7. Lismullin Henge, Tara, Ireland
Early last year, archaeologists working on the route of a controversial highway near the village of Lismullin, Ireland, stumbled across a vast Iron Age ceremonial enclosure, or henge, surrounded by two concentric walls. The 2,000-year-old site is just over a mile from the Hill of Tara, traditional seat of the ancient Irish kings and site of St. Patrick's conversion of the Irish to Christianity in the fifth century A.D. The discovery of the massive henge, measuring more than 260 feet in diameter, confirms the long-held belief that the area around the hill contains a rich complex of monuments.

8. Polynesian Chickens in Chile
Scholars have long assumed the Spaniards first introduced chickens to the New World along with horses, pigs, and cattle. But now radiocarbon dating and DNA analysis of a chicken bone excavated from a site in Chile suggest Polynesians in oceangoing canoes brought chickens to the west coast of South America well before Europe's "Age of Discovery."

9. Homo habilis & Homo erectus, Kenya
Whether they are mother-and-daughter species or two sisters, the relationship between Homo habilis and Homo erectus is becoming strained. A pair of discoveries near Lake Ileret in Kenya call into question the idea that H. erectus, the species from which modern humans evolved, is descended from H. habilis, the earliest hominid known to use stone tools.

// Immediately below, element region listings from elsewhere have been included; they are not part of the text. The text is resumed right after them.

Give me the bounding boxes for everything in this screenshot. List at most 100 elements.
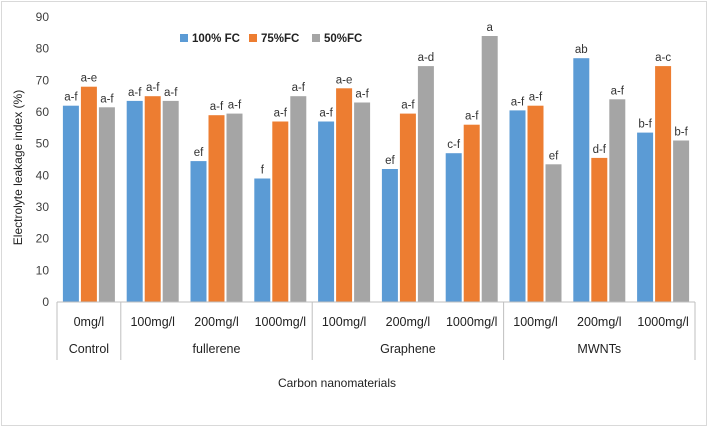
x-category-label: 1000mg/l bbox=[255, 315, 306, 329]
bar-data-label: a-e bbox=[336, 74, 353, 86]
x-group-label: MWNTs bbox=[577, 342, 621, 356]
x-group-label: fullerene bbox=[193, 342, 241, 356]
bar bbox=[98, 107, 115, 303]
legend-swatch bbox=[180, 34, 188, 42]
bar-data-label: c-f bbox=[447, 139, 461, 151]
bar bbox=[481, 36, 498, 302]
bar-data-label: a-f bbox=[228, 100, 242, 112]
bar-data-label: ef bbox=[385, 155, 395, 167]
legend-swatch bbox=[249, 34, 257, 42]
bar-data-label: a-f bbox=[319, 108, 333, 120]
x-category-label: 100mg/l bbox=[130, 315, 174, 329]
bar-data-label: ab bbox=[575, 44, 588, 56]
bar bbox=[509, 110, 526, 303]
bar bbox=[573, 58, 590, 303]
bar bbox=[144, 96, 161, 302]
x-category-label: 0mg/l bbox=[74, 315, 105, 329]
bar-data-label: a-f bbox=[529, 92, 543, 104]
bar-data-label: d-f bbox=[593, 144, 607, 156]
bar-data-label: a-f bbox=[64, 92, 78, 104]
bar bbox=[673, 140, 690, 302]
bar-data-label: a-f bbox=[164, 87, 178, 99]
legend-swatch bbox=[312, 34, 320, 42]
bar-data-label: ef bbox=[549, 150, 559, 162]
bar-data-label: ef bbox=[194, 147, 204, 159]
bar bbox=[463, 124, 480, 302]
bar-data-label: a-f bbox=[100, 93, 114, 105]
legend-label: 100% FC bbox=[192, 33, 240, 45]
bar-data-label: b-f bbox=[638, 119, 652, 131]
x-axis-categories: 0mg/l 100mg/l 200mg/l 1000mg/l 100mg/l 200mg/… bbox=[74, 315, 689, 329]
bar bbox=[445, 153, 462, 302]
y-tick-label: 10 bbox=[36, 263, 50, 277]
bar bbox=[190, 161, 207, 302]
legend-label: 75%FC bbox=[261, 33, 299, 45]
bar bbox=[272, 121, 289, 302]
x-category-label: 200mg/l bbox=[194, 315, 238, 329]
bar bbox=[318, 121, 335, 302]
bar bbox=[226, 113, 243, 302]
bars bbox=[62, 36, 690, 303]
bar bbox=[126, 100, 143, 303]
bar-data-label: a-f bbox=[146, 82, 160, 94]
y-tick-label: 60 bbox=[36, 105, 50, 119]
bar bbox=[545, 164, 562, 303]
bar-data-label: a-f bbox=[274, 108, 288, 120]
x-category-label: 200mg/l bbox=[577, 315, 621, 329]
bar bbox=[162, 100, 179, 303]
bar bbox=[655, 66, 672, 302]
bar bbox=[591, 157, 608, 302]
x-group-label: Control bbox=[69, 342, 109, 356]
legend: 100% FC 75%FC 50%FC bbox=[180, 33, 362, 45]
x-axis-title: Carbon nanomaterials bbox=[278, 376, 396, 390]
bar-data-label: f bbox=[261, 165, 265, 177]
bar bbox=[254, 178, 271, 302]
bar bbox=[637, 132, 654, 302]
bar-data-label: a-f bbox=[128, 87, 142, 99]
bar-data-label: a-f bbox=[292, 82, 306, 94]
y-tick-label: 30 bbox=[36, 200, 50, 214]
bar bbox=[208, 115, 225, 302]
y-axis: 0 10 20 30 40 50 60 70 80 90 bbox=[36, 10, 50, 309]
bar-data-label: a-e bbox=[81, 73, 98, 85]
y-tick-label: 70 bbox=[36, 73, 50, 87]
y-tick-label: 0 bbox=[42, 295, 49, 309]
bar bbox=[399, 113, 416, 302]
axes bbox=[56, 301, 696, 360]
bar bbox=[290, 96, 307, 302]
bar bbox=[354, 102, 371, 302]
x-category-label: 100mg/l bbox=[513, 315, 557, 329]
bar bbox=[381, 169, 398, 302]
y-tick-label: 50 bbox=[36, 137, 50, 151]
bar-data-label: a-f bbox=[611, 85, 625, 97]
bar bbox=[527, 105, 544, 302]
bar-data-label: a-f bbox=[355, 89, 369, 101]
x-category-label: 1000mg/l bbox=[637, 315, 688, 329]
bar-data-label: a-f bbox=[401, 100, 415, 112]
bar bbox=[80, 86, 97, 302]
y-tick-label: 40 bbox=[36, 168, 50, 182]
x-axis-groups: Control fullerene Graphene MWNTs bbox=[69, 302, 621, 360]
y-axis-title: Electrolyte leakage index (%) bbox=[11, 90, 25, 245]
x-category-label: 200mg/l bbox=[386, 315, 430, 329]
bar bbox=[417, 66, 434, 302]
bar-data-label: b-f bbox=[674, 127, 688, 139]
y-tick-label: 80 bbox=[36, 42, 50, 56]
y-tick-label: 90 bbox=[36, 10, 50, 24]
bar-data-label: a bbox=[486, 22, 493, 34]
bar-data-label: a-f bbox=[210, 101, 224, 113]
legend-label: 50%FC bbox=[324, 33, 362, 45]
bar bbox=[336, 88, 353, 303]
bar-data-label: a-d bbox=[418, 52, 435, 64]
x-category-label: 1000mg/l bbox=[446, 315, 497, 329]
bar bbox=[609, 99, 626, 302]
bar-data-label: a-f bbox=[465, 111, 479, 123]
bar bbox=[62, 105, 79, 302]
x-group-label: Graphene bbox=[380, 342, 436, 356]
x-category-label: 100mg/l bbox=[322, 315, 366, 329]
bar-data-label: a-c bbox=[655, 52, 671, 64]
y-tick-label: 20 bbox=[36, 232, 50, 246]
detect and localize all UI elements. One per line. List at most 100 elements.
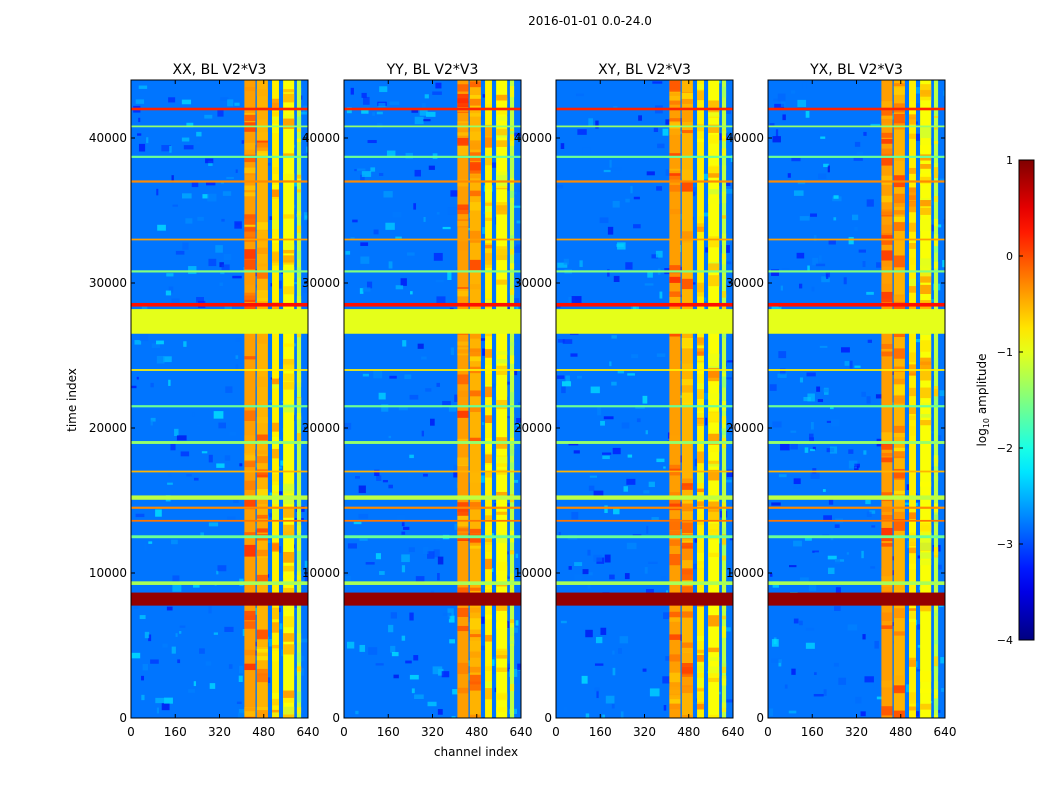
heatmap-texture-cell <box>862 634 866 640</box>
heatmap-texture-cell <box>200 532 204 538</box>
channel-band-cell <box>256 706 268 713</box>
channel-band-cell <box>933 660 939 673</box>
channel-band-cell <box>509 585 515 593</box>
channel-band-cell <box>485 104 492 109</box>
heatmap-texture-cell <box>799 216 810 221</box>
channel-band-cell <box>920 552 932 559</box>
heatmap-texture-cell <box>206 181 216 186</box>
channel-band-cell <box>457 587 469 597</box>
channel-band-cell <box>469 190 481 197</box>
heatmap-texture-cell <box>906 484 909 491</box>
channel-band-cell <box>669 185 681 192</box>
heatmap-texture-cell <box>596 690 599 699</box>
channel-band-cell <box>256 89 268 97</box>
heatmap-texture-cell <box>224 455 231 461</box>
channel-band-cell <box>893 631 905 636</box>
channel-band <box>256 80 268 718</box>
heatmap-texture-cell <box>305 574 308 583</box>
heatmap-texture-cell <box>421 430 424 437</box>
channel-band-cell <box>496 351 508 355</box>
channel-band-cell <box>669 617 681 622</box>
channel-band-cell <box>256 247 268 254</box>
heatmap-image <box>131 80 308 718</box>
channel-band-cell <box>708 367 720 378</box>
heatmap-texture-cell <box>227 516 236 522</box>
channel-band-cell <box>272 692 279 703</box>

10. Greater Angkor, Cambodia
The capital of a Khmer state that flourished between the ninth and fifteenth centuries, Cambodia's Angkor is one of the most intensively studied sites in the world. But it continues to inspire more questions than answers, the most fundamental being why the sophisticated Khmer Empire collapsed. In 2007, research into the mysteries of the world's largest preindustrial city reached a milestone with the completion of a 10-year mapping project, which yielded clues suggesting that the sprawling metropolis may have collapsed under self-induced environmental pressures related to overpopulation and deforestation.


Wow, I am going to have to get the magazine and read up on some of these. The Clovis story is definitely of importance to Montana's archaeology. And the likelihood that Polynesians may have reached the Americas before the European entrance, at least in some locations, is not only interesting on its own, but since the controversial Kennewick Man had some skeletal features more similar to either the Ainu of Hokkaido, or the Polynesians, this is something that makes you go, hmmm.